In 1945, at the age of 18, Shirley performed the Tchaikovsky B-flat minor concerto with the Boston Symphony Orchestra.[6] A year later, Shirley performed one of his compositions with the London Philharmonic Orchestra.[6] While a student at The Catholic University of America, Shirley was a finalist for the prestigious Rhodes Scholarship in 1949, though he was not selected. Had he been selected, Shirley indicated that he would study "oriental languages" at Oxford rather than music.[12] In 1949, he received an invitation from the Haitian government to play at the Exposition Internationale du Bi-Centenaire de Port-au-Prince, followed by a request from President Estimé and Archbishop Joseph-Marie Le Gouaze for a repeat performance the next week.[13] Shirley was married to Jean C. Hill in Cook County, Illinois on December 23, 1952,[14] but they later divorced.[1][15] Discouraged by the lack of opportunities for black classical musicians, Shirley abandoned the piano as a career for a time.

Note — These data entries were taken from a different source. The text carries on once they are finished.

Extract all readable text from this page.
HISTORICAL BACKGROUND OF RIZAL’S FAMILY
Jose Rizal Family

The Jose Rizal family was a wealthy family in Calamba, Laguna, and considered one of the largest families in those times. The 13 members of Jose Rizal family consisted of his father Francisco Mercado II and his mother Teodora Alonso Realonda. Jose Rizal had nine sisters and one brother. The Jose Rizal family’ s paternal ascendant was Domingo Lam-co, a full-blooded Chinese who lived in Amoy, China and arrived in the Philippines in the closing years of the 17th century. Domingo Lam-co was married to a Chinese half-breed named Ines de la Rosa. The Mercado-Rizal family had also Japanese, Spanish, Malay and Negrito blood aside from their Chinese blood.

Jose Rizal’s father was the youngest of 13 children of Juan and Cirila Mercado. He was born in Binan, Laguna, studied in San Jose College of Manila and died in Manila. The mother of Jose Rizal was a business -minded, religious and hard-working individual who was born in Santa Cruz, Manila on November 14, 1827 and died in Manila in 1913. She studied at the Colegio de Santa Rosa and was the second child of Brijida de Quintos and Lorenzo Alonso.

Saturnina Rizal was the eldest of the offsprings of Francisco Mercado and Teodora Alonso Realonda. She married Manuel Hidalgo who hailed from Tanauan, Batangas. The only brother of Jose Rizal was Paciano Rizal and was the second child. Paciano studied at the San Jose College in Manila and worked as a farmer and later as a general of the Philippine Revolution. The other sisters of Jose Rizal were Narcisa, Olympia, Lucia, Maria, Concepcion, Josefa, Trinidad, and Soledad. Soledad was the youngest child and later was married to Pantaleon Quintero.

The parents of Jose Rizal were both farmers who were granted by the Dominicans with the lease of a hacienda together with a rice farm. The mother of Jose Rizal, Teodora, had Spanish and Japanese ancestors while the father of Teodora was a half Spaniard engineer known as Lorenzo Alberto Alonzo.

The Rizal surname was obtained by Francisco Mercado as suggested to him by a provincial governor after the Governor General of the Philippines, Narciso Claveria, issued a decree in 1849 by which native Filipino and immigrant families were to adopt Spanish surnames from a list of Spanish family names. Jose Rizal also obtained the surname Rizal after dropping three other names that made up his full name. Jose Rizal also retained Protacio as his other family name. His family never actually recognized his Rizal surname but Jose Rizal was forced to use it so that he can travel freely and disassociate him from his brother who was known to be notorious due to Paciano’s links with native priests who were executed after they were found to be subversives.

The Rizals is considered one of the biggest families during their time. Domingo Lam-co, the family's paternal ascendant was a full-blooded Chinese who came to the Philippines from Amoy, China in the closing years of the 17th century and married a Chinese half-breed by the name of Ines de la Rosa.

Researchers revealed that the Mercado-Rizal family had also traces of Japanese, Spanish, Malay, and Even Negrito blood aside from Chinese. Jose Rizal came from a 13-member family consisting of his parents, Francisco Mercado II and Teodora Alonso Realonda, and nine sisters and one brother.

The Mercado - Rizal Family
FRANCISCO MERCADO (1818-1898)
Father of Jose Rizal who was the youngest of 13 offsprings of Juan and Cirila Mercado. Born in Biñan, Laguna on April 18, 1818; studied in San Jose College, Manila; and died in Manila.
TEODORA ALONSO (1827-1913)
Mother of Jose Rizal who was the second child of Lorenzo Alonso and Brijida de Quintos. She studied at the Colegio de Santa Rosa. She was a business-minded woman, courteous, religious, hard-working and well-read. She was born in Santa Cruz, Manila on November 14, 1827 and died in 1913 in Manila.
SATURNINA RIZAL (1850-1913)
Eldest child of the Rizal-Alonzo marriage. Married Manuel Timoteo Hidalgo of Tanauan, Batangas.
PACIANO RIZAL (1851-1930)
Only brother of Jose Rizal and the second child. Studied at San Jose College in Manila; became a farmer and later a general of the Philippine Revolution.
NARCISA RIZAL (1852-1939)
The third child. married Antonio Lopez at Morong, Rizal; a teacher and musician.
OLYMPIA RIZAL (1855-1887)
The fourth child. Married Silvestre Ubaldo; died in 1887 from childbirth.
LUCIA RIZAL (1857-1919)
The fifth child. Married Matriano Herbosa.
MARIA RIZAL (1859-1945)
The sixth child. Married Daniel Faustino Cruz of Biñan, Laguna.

He studied psychology at the University of Chicago[16] and began work in Chicago as a psychologist. There he returned to music. He was given a grant to study the relationship between music and juvenile crime, which had broken out in the postwar era of the early 1950s. While playing in a small club, he experimented with sound to determine how the audience responded. The audience was unaware of his experiments and that students had been planted to gauge their reactions.[17]

At Arthur Fiedler's invitation, Shirley appeared with the Boston Pops in Chicago in June 1954. In 1955, he performed with the NBC Symphony at the premiere of Ellington's Piano Concerto at Carnegie Hall. He also appeared on TV on Arthur Godfrey and His Friends. Shirley's first album as a leader was Tonal Expressions, for Cadence Records.[18] It reached No. 14 on Billboard's Best-Selling Pop Albums chart in 1955.[19] During the 1950s and 1960s, he recorded many albums for Cadence, experimenting with jazz with a classical influence. In 1961, his single "Water Boy" reached No. 40 on the Billboard Hot 100 and stayed on the chart for 14 weeks. He performed in New York City at Basin Street East, where Duke Ellington heard him and they started a friendship. During the 1960s, Shirley went on a number of concert tours, some in Southern states, believing that he could change some minds with his performances. For his initial tour, in 1962,[20] he hired New York nightclub bouncer Tony "Lip" Vallelonga as his driver and bodyguard. Their story is dramatized in the 2018 film Green Book,[2] the name of a travel guide for black motorists in the segregated United States. While the film depicts Shirley as estranged from his family and alienated from other African Americans, Shirley's surviving family members dispute this. They say he was involved in the Civil Rights Movement, attended the 1965 Selma to Montgomery march, and knew other African American artists and leaders. He also had three brothers which, according to his family, he kept in touch with.[21] Author David Hajdu, who met and befriended Shirley in the 1990s through composer Luther Henderson, wrote: "the man I knew was considerably different from the character Ali portrayed with meticulous elegance in Green Book. Cerebral but disarmingly earthy, mercurial, self-protective, and intolerant of imperfections in all things, particularly music, he was as complex and uncategorizable as his sui generis music."[22] In late 1968, Shirley performed the Tchaikovsky 1st Piano Concerto with the Detroit Symphony.[23] He also worked with the Chicago Symphony and the National Symphony Orchestra.[6] He wrote symphonies for the New York Philharmonic and Philadelphia Orchestra. He played as soloist with the orchestra at Milan's La Scala opera house in a program dedicated to George Gershwin's music.[24] Russian-born composer Igor Stravinsky, who was an admirer of Shirley's, said of him, "His virtuosity is worthy of Gods."[25]

Shirley died of heart disease on April 6, 2013, at the age of 86.[1]